We mapped reviews to vectors using both FastText and distilled BERT. FAISS library was used to index the mapped sentences. We copped with converting at most 1M reviews because of the high memory footprint.
We felt a bit lost along the way with this task, so we considered SOTA (state of the art) Hunga Bunga search, but the code is not maintained and even if you fix it, it's too slow even for MNIST.
- At first, we got a 3M ratebeer.com reviews dataset from SNAP. The dataset is not publicly available as of 2021, but we managed to get it.
- Later on, we introduced a new ca. 50K Polish beer reviews dataset by scrapping ocen-piwo.pl. We won't make it public because of unknown copyright.
See dataset representation code for dataset samples.

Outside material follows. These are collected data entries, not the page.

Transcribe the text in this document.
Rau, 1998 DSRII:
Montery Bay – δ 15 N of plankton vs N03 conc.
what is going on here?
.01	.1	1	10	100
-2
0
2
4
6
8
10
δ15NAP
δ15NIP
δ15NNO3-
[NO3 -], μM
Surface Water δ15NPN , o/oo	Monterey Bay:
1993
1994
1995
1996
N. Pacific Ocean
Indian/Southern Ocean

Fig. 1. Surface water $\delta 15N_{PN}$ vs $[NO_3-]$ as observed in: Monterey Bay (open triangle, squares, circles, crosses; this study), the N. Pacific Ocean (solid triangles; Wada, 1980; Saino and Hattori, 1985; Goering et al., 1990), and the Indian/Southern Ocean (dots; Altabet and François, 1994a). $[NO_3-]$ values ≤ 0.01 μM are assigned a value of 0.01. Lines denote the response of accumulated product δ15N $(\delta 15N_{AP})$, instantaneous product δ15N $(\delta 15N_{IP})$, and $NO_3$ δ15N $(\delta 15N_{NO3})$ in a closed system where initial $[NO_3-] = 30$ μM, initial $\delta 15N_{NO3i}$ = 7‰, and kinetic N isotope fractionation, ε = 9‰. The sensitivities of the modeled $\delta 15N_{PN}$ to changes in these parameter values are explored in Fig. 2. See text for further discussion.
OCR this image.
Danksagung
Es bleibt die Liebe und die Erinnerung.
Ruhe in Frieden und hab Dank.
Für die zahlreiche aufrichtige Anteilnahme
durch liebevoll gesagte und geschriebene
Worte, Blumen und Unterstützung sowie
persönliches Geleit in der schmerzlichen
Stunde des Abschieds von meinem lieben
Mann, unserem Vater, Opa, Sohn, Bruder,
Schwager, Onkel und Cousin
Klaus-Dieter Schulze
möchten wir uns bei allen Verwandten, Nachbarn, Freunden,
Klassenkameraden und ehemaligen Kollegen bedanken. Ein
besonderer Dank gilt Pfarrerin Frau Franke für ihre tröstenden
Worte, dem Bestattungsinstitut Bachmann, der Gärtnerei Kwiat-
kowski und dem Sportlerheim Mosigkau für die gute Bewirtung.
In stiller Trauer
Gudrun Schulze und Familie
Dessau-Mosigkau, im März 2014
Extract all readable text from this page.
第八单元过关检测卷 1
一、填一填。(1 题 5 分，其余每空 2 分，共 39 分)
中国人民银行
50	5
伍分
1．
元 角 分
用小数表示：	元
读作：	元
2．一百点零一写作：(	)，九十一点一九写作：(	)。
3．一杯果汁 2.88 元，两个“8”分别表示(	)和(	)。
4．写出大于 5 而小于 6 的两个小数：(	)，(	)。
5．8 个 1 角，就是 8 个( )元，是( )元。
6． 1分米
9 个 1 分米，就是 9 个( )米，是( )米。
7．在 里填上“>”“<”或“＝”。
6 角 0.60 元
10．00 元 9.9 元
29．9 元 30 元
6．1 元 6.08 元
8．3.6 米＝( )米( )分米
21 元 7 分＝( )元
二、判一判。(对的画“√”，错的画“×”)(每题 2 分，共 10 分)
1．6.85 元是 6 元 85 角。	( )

The data certainly needed to be parsed and tokenized. We opted to use models available in the SpaCy NLP toolkit for tokenization and sentence split. We used the TorchText Vocab class for indexing words where needed.
All of the examples, methods and results are described in detail in the single project Jupyter notebook.
- At first, we struggled with extremely suboptimal implementation caused by simple flaws in our code, eg. unnecessary tensor allocations. General advice is to use library code when possible and follow precisely official framework tutorials when available. Nice lesson learned anyway
- When implementing log-softmax on our own for no explainable reason we got blocked by numerical issues. They can be solved using the log-sum-exp trick. One should use library log-softmax if available, regardless
- We needed to sign up for the GCP trial in order to run time-consuming computations. Now we know how to use it for hosting a Jupyter notebook
- Spacy is nice after you make it work, but it's overkill for our use. Torchtext is not nice (for example it returns a list of ints where we needed of LongTensor, isn't customisable), but it works
- Simple or even obvious models can present really valuable results because as we noticed the distributions of ratings that people give are rather exploitable and easy to infer
- Understand and implement LDA and come up with a comparison
- Understand training rating model from the paper that uses SVM
- Get rid of PyTorch and find derivatives analytically, which shouldn't be hard
- Learn what is a proper way to represent data, so it's automatically pipelined to GPU for better performance (grep code for coalesce to see the issue)
- Get to know how to work with both git and Jupyter Notebooks: which diff tool to use?
- Automate experiments further on our own or by learning PyTorch Lightning or a similar library that makes training easier. Run the segmentation many times and pick the model with the lowest validation NLL. Experiment on which stochastic optimization method performs best
- Extend to other domains (similar like wine or different like products)
- Remove duplicate code
Things seem to be straightforward when described in simple terms. However, we misunderstood some stuff and spent countless amounts of time debugging probability computation and other bugs introduced. On the other hand, we got some satisfying results and even introduced our own modifications and ideas.
Flaws:
- No baseline nor any accuracy, so we can't give full results.
- Training could be faster, as mentioned before. It takes ca. 6 hours for SNAP Ratebeer on GCP 4-core instance. This dataset is quite big on the other hand.